July 15, 2026, (Inside AI) — IBM shares plunged 25% on July 14 after CEO Arvind Krishna warned that the company failed to adapt quickly enough to a rapid shift in customer spending from software to hardware like chips and servers. The tech giant forecast second-quarter revenue of just $17.2 billion, a mere 1% increase year-over-year—its slowest growth since early 2025.
The miss underscores a painful reality: IBM’s ambitious pivot to artificial intelligence is colliding with a market that is moving faster than its legacy business model can handle. In a candid letter to employees, Krishna admitted the company misjudged the pace of change.
"We did not adapt and move quickly enough, and numerous large deals failed to close on the timelines we expected, driving the majority of our shortfall," he wrote.
The warning sent shockwaves through the tech sector, raising questions about whether other established firms can keep up with the AI-driven hardware boom. IBM’s struggles highlight a fundamental tension: the shift from selling long-term software contracts to meeting immediate demand for AI infrastructure is reshaping the industry’s economics.
The Hardware Grab: Why IBM’s Software Strengths Became a Liability
For years, IBM bet heavily on hybrid cloud and AI software, acquiring Red Hat for $34 billion in 2019. But the generative AI frenzy has flipped priorities. Enterprises are now pouring budgets into graphics processing units, high-bandwidth memory, and specialized servers to train large language models—often at the expense of software licenses.

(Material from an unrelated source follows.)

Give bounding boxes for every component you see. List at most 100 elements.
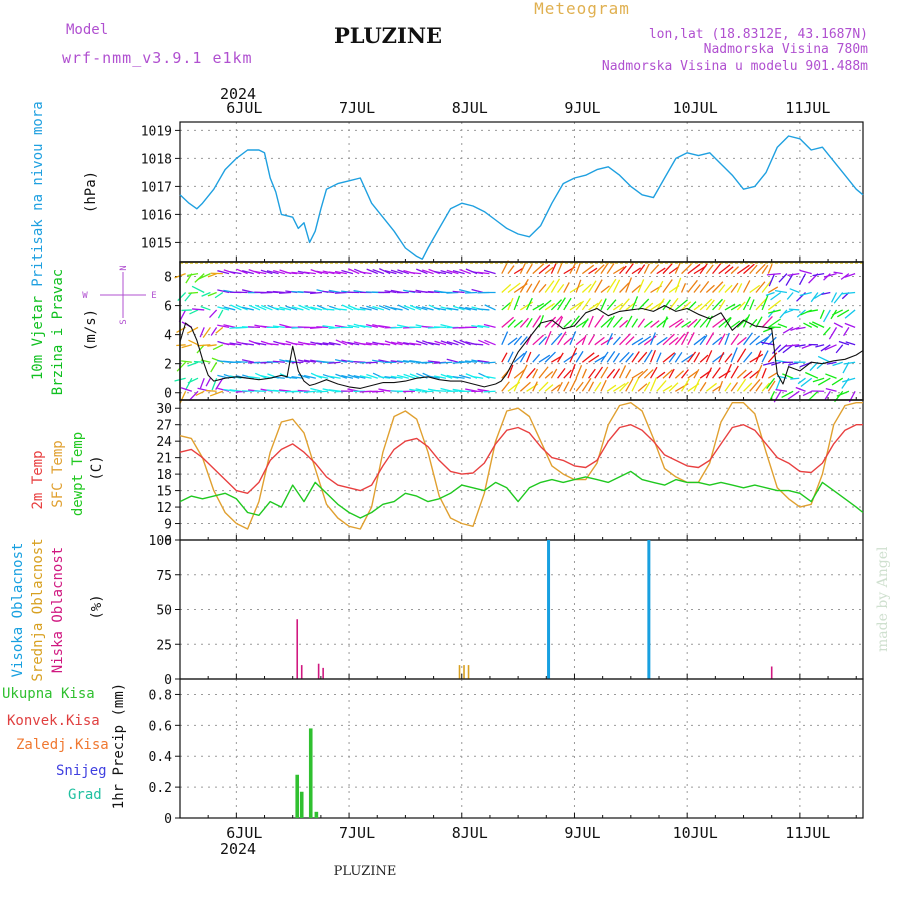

IBM’s mainframe and server businesses saw some tailwinds, but not enough to offset the software shortfall. The company’s consulting arm, which helps clients deploy AI, also faced delays as customers reallocated funds to hardware purchases first. This mismatch left IBM caught between its legacy strengths and the new reality.
Analysts note that rivals like Dell and HPE have been quicker to capitalize on AI server demand, while cloud giants like Microsoft and Amazon are integrating AI directly into their platforms, squeezing IBM’s middleware value proposition. Krishna’s letter signals a strategic misstep: IBM underestimated how quickly corporations would prioritize raw compute over software tools.
Echoes of Past Transformations: Can IBM Rewire Again?
This is not IBM’s first existential pivot. The company famously shifted from hardware to services in the 1990s under Lou Gerstner, then to cloud and AI under previous CEOs. But the current transition is uniquely challenging because it requires excelling in both high-margin software and capital-intensive hardware simultaneously.
Krishna, an engineer by training, has pushed to streamline operations, including job cuts and divestitures. Yet the speed of the AI infrastructure buildout has outpaced internal restructuring. The 25% stock drop reflects investor fears that IBM’s turnaround may take years—and that the AI opportunity could benefit nimbler players more.
Competing viewpoints emerge from industry observers. Some argue IBM’s deep enterprise relationships and hybrid cloud expertise will eventually pay off as AI moves from training to inference at the edge. Others point to the company’s missed chance in public cloud a decade ago as a cautionary tale. The current hardware cycle may not wait for IBM to catch up.
The revenue warning also casts a shadow over other legacy tech firms attempting AI transformations. SAP, Oracle, and even Cisco face similar pressures to realign product portfolios toward AI infrastructure while maintaining software revenue streams. IBM’s stumble suggests the transition is more treacherous than many assume.
Looking ahead, IBM plans to accelerate its own AI hardware offerings, including the recently announced Telum II processor and Spyre accelerator for AI workloads. But these products are still ramping up, and competition from Nvidia’s dominant GPU ecosystem remains fierce. Krishna’s ability to execute on this hardware push will determine whether the current setback is a temporary blip or a deeper structural decline.
The broader lesson: the generative AI boom is not lifting all boats equally. As spending concentrates on chips and servers, software-centric firms must adapt faster or risk being left behind. For IBM, the fire is real, and the clock is ticking.